On racontait le soir aux veillées que cette goutte était la larme éternelle. Mais que pleurait-elle ? Les versions étaient nombreuses. Pour certains, elle était la larme d’un elfe des bois qui n’avait pas su sauver l’humaine qu’il aimait. Pour d’autres, les larmes d’une mère à qui une déesse jalouse avait ravi son enfant après l’avoir transformée en pierre. Le rocher, depuis lors, pleurait inlassablement la perte de l’enfant. Les versions étaient embrouillées et pleines de variantes, de contradictions. Pour ma part, aucune ne me satisfaisait.
La goutte avait peur de la mort. Elle naissait, vivait sa vie de goutte et ploc, se dissolvait. Mais elle se refusait à se dissoudre. Alors elle renaissait, voulait changer de chemin, changer de vie. Elle tombait. Et ploc, la flaque était là et la goutte se dissolvait.
Cela faisait une éternité que la goutte se dissolvait.
Et puis, dans une seconde d’éternité, la goutte tomba. Ploc. Elle était dans la flaque mais elle n’était pas dissoute. Elle était juste confuse. Confondue. Elle sentait simplement qu’elle n’avait plus de limites. Qui était-elle, de la goutte ou de la flaque ?
Puis elle se sentit renaître. De nouveau, elle était une et unique. Elle tomba à nouveau.
Elle n’avait plus peur. Elle n’aurait plus jamais peur.

De Myrte et d’Or

Un jour, je croisai un enfant muet. Il me prit par la main et m’emmena dans une église. Là, il me désigna une bougie. Je la pris, mis une pièce dans le tronc et l’allumai. Nous restâmes devant, à la contempler. Cela faisait une éternité que je ne m’étais pas arrêtée dans une église : je ne crois pas en Dieu.
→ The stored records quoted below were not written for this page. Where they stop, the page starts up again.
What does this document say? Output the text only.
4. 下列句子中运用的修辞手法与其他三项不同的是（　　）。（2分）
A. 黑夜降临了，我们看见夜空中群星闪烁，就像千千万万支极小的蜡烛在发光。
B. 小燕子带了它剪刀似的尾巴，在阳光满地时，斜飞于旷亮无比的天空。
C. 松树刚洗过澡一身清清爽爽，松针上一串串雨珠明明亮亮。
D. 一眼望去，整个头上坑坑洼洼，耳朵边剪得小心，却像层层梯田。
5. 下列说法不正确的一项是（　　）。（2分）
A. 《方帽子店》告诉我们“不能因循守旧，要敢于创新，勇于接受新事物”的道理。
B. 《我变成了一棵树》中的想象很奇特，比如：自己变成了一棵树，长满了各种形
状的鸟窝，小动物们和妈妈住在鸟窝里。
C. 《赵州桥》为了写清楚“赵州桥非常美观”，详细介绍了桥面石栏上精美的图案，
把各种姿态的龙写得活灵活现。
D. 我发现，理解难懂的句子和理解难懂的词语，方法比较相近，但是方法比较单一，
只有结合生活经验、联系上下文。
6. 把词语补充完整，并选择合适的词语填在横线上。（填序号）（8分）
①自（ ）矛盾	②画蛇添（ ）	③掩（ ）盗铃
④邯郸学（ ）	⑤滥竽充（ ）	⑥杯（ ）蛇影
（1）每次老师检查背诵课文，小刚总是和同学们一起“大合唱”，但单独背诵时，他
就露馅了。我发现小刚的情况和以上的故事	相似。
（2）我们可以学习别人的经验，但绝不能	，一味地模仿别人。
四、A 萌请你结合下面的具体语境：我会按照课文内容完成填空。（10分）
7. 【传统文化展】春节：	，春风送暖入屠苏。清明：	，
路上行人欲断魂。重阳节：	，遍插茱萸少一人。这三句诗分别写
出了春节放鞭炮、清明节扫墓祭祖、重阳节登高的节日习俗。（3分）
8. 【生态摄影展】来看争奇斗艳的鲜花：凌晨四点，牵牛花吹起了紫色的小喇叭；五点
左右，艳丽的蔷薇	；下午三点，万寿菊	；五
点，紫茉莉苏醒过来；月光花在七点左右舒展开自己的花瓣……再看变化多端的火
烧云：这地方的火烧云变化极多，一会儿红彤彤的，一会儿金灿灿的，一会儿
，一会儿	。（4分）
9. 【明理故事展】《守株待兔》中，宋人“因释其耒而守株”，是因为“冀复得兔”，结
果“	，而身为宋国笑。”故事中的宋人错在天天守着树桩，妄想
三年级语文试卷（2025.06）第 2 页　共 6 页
L’enfant me tenait toujours par la main. Je crois que ce n’était pas moi qui le réconfortais mais l’inverse. La lumière de la flamme était immobile. Bientôt elle m’apparut immense, comme une porte qui s’ouvre. Mes yeux ne cillaient pas. Je pensai à ma grand-mère, qui croit en Dieu et fréquente les églises. La bougie était pour elle, pour une belle fin de vie, en paix avec elle-même, qui à 85 ans traitait les autres de vieux… Soudain, je sentis que l’enfant était Franck. Franck est le grand frère que je n’ai pas eu. Il est mort à l’âge de 5 mois. C’est grâce à lui que j’existe aujourd’hui : s’il n’était pas mort, mes parents ne m’auraient pas conçue. Il est muet : personne ne parle jamais de lui. Je ne sais même pas où il est enterré. La bougie est pour lui. Elle est ce lien qui nous unit, la petite flamme de sa vie dans la mienne, cette main qui se tend au delà de la mort, dans l’espace d’une survie, par delà les sept collines et au delà des sept mers qui séparent les vivants des morts. Je détachai mes yeux de la flamme pour regarder Franck : il était parti. Les larmes roulèrent sur mon visage jusqu’à ce que la flamme ne soit plus qu’une immense lueur aveuglante, douce et chaude à la fois. Une grande paix s’installait en moi. Les larmes lavaient mon âme.
Je sortis de l’église et fis quelques pas dans la rue. Je faillis heurter une vieille femme assise au soleil. Elle tendait la main. Je la regardais sans la voir. « Merci », dit-elle. Je m’arrêtai, surprise. « Pourquoi me remerciez-vous ? ». « Pour la lumière sur ton visage. Et puis, tu m’as souri. » « qui êtes-vous ? » Je ne lui avais pas souri. Pas consciemment du moins. J’en étais gênée, mais plus encore d’avoir posé cette question. Elle l’ignora. Un homme s’approchait. « lève-toi de là, Myrte ! ». La vieille femme ne bougea pas, levant simplement ses yeux sur lui. Elle avait les cheveux comme la paille de fer qu’utilisaient nos grands-mères pour frotter les parquets et des yeux très grands, larges, noyés. « merci, prends une mandarine » dit-elle. « lève-toi de là » dit l’homme en tapant du pied, furieux « et arrête de dire merci ! Tu es vieille, folle, sans toit, et tu dis merci ! ». « assied-toi », dit-elle, « je vais te raconter une histoire ». « Je ne veux pas d’histoire » hurla-t-il ! « les histoires font grandir, José », dit-elle.
Je m’assis. Sur un bout de marche, pas trop loin de Myrte, un peu de biais pour mieux la voir. L’homme me regarda, interloqué : « c’est qui celle-là ? » « C’est Sarah », répondit Myrte. Mais je ne lui avais jamais donné mon prénom. Franck approchait. « C’est Franck », dis-je, « il est muet ». « Bonjour », dit Franck. « Merci », dit Myrte. José ouvrit la bouche. « D’être venu », ajouta Myrte, avec un sourire.
Et Myrte parla. « Il était une fois, dit-elle, l’or des cheveux. Les cheveux étaient d’or, mais ils ne le savaient pas. Ils partirent dans le vaste monde pour courir la fortune. Ils se firent du mauvais sang, se coupèrent en 4, se perdirent, doutèrent. Ils se firent des nœuds, se mirent au carré, se firent pousser, se firent tirer. Ils croyaient attraper la fortune, mais elle leur filait entre les doigts, comme de l’eau. Au bout de bien des années, quelques unes pour les uns, nombreuses pour les autres, les cheveux échouèrent près d’une rivière.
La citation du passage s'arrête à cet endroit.